In terms of presentation, as you've no doubt figured out from our thoughts above Thumper hits its marks. Beautiful visually, it looks fantastic on a TV but also works very well on the Switch tablet's screen. The resolution hit (from 1080p to 720p) is hard to completely ignore in portable mode, but we've been impressed by the graphics in both play setups; the framerate is a smooth 60fps, too. The music, of course, is fundamental to the game. It's intense and shifts between multiple styles - often a hard-hitting techno-rock, sometimes there are suggestions of dubstep, and occasionally the game eases off, giving a few seconds of soaring orchestra-like sounds. It's a fantastic soundtrack, albeit one that holds the same 'rhythm violence' theme for 90% of the time.

Also of note, for you enthusiasts out there, are online leaderboards. Each stage awards you with a rank, and then you get an overall level rank and these go on your record. Scores are automatically uploaded in the normal Play and the tougher Play+ mode, so it's a chance for the best players to show what they can do.

Conclusion

Thumper is a fantastic video game, an extravagant rhythm experience that's also a brutal assault on the senses. It's extremely difficult, painfully so at times, yet we feel the need to persevere, retrying tough stages over and over again. Even when that's done the drive for better ranks remains, simply because the game compels us to play on.

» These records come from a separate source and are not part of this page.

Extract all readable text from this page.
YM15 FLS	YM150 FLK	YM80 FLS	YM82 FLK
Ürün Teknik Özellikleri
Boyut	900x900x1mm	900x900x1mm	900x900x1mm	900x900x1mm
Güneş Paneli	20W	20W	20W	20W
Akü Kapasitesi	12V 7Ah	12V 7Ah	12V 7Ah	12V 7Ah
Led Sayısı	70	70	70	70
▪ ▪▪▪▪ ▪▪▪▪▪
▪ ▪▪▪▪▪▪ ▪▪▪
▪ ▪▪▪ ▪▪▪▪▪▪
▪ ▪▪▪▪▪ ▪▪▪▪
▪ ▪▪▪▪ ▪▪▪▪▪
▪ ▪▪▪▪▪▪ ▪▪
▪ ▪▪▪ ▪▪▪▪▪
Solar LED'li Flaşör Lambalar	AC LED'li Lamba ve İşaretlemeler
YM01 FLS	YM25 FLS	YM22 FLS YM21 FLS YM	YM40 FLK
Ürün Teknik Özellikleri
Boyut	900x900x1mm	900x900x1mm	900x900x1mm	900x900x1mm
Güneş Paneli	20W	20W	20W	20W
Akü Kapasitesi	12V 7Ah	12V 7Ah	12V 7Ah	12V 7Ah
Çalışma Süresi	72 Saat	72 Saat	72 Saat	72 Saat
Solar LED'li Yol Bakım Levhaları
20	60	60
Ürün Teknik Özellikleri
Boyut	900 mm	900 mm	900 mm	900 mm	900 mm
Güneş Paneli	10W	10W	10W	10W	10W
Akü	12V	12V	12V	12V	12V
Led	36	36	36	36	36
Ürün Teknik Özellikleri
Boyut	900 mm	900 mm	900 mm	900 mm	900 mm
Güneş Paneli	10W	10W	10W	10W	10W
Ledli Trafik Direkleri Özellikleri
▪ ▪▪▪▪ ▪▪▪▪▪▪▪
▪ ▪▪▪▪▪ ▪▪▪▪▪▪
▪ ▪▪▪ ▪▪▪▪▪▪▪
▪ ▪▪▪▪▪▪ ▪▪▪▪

The level of challenge, though, shouldn't be underestimated - even for strong players short sessions may become necessary in the latter third of the game, in particular. The only real flaw of Thumper, in actual fact, is that it offers so little respite and no 'easy' mode for players. Some may scoff at that, saying it's a game designed to be tough, but the downside is that without that optional concession the game will be inaccessible and impenetrable for some players.

That's a pity, as for those up for the challenge it's a wonderful - albeit gruelling - gaming experience.